J'aimerais mieux, si on
le pouvait, renvoyer toute l'armée le reste de l'année pour réunir pendant un
certain temps un beaucoup plus grand nombre d'hommes au camp de Beverloo ;
ainsi je ne suis pas partisan de sa suppression ; je le considère comme la
grande école de l'armée ; si elle se perfectionne dans son instruction, c'est à
Beverloo ; hors de là, grâce à l'éparpillement de l'armée dans une foule de
petites garnisons, elle fait très peu de progrès. Une fois par an elle se
trouve réunie en masse sur un seul point, elle peut se livrer à des exercices
sérieux : hors ce temps ce n'est qu'exceptionnellement que les officiers et les
soldats peuvent utilement s'exercer. Mais, faut-il prendre deux jours de plus
cette année ? Si, eu égard à l'augmentation d'autres articles on réduisait la
durée du camp à 25 jours, ce serait une économie.
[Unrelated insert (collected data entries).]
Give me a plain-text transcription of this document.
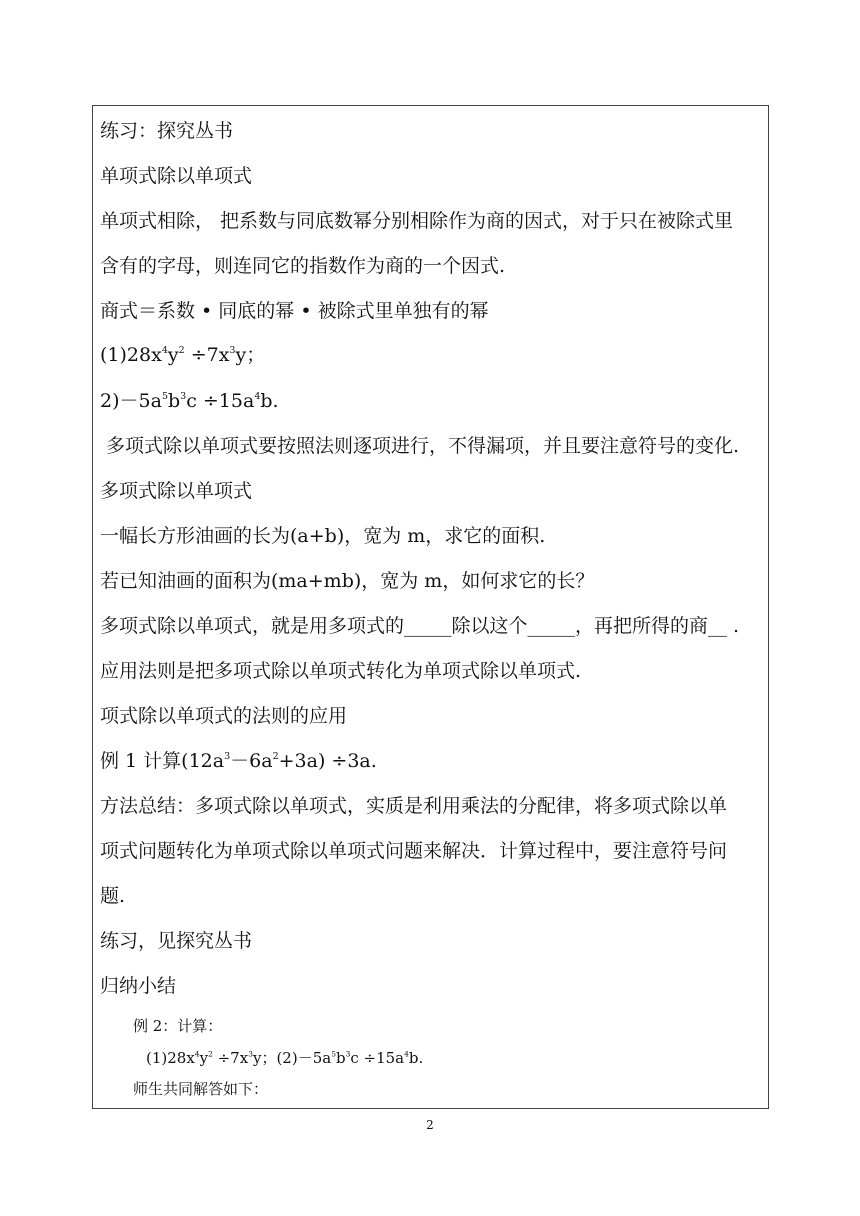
练习：探究丛书
单项式除以单项式
单项式相除， 把系数与同底数幂分别相除作为商的因式，对于只在被除式里
含有的字母，则连同它的指数作为商的一个因式.
商式＝系数 • 同底的幂 • 被除式里单独有的幂
$(1)28x^4y^2 \div 7x^3y$；
$2)-5a^5b^3c \div 15a^4b$.
多项式除以单项式要按照法则逐项进行，不得漏项，并且要注意符号的变化.
多项式除以单项式
一幅长方形油画的长为(a+b)，宽为 m，求它的面积.
若已知油画的面积为(ma+mb)，宽为 m，如何求它的长？
多项式除以单项式，就是用多项式的_____除以这个_____，再把所得的商__ .
应用法则是把多项式除以单项式转化为单项式除以单项式.
项式除以单项式的法则的应用
例 1 计算$(12a^3-6a^2+3a) \div 3a$.
方法总结：多项式除以单项式，实质是利用乘法的分配律，将多项式除以单
项式问题转化为单项式除以单项式问题来解决．计算过程中，要注意符号问
题.
练习，见探究丛书
归纳小结
例 2：计算：
$(1)28x^4y^2 \div 7x^3y$；$(2)-5a^5b^3c \div 15a^4b$.
师生共同解答如下：
2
Mais c'est une chose à
laquelle je ne voudrais pas toucher légèrement ; dans tous les cas, la
nécessité de porter à 32 jours la durée du campement qui, l'année dernière, n'a
été que de 30 jours, n'existe pas.
(page 672) En résumé j'ai l'espoir que mes observations, auxquelles
je veux ôter toute espèce de caractère hostile envers M. le ministre, ne seront
pas restées peut-être sans quelque fruit.
Elles ont pour but
d'engager le gouvernement à réfléchir mûrement sur la situation ; elles ont
pour but d'engager le gouvernement à aviser ; car ces observations ne
s'appliquent pas seulement au budget de la guerre ; elles doivent
nécessairement se reproduire chaque fois que des dépenses nouvelles nous sont
proposées sans ressources nouvelles. C'est la situation générale du trésor qui
pèse d'une manière fâcheuse sur toutes les nouvelles demandes de crédit qui
nous sont faites. C'est pour cela que j'appelle sur cette situation l'attention
de M. le ministre des finances.
Du reste, en cela, je ne
fais que répéter ce qui nous a été dit par ceux qui se sont succédé au banc
ministériel. Les honorables MM. Mercier et Malou ont en quelque sorte fait
notre éducation sous ce rapport ; ils ont demandé non seulement qu'il y eût des
ressources pour toute création de nouvelles dépenses, mais encore qu'il y eût
une réserve. Cette doctrine a toujours été professée et défendue par MM. les
ministres. Je ne fais que la reproduire.
Nous ne venons pas dire
qu'il faut en ce moment une réserve ; nous sommes loin de pousser jusque-là
notre ambition financière, mais ce que nous demandons, c'est que le déficit
n'aille pas chaque jour en croissant, c'est qu'en l'absence de ressources que
l'on n'est pas disposé à créer, on ne crée pas de dépenses nouvelles, ou qu'on
se montre très modéré dans les dépenses qu'on décrète.
Je crois que cette
doctrine doit être celle de toute la chambre.
On nous a dit, dans le
discours du Trône, qu'il y a équilibre entre les recettes et les dépenses.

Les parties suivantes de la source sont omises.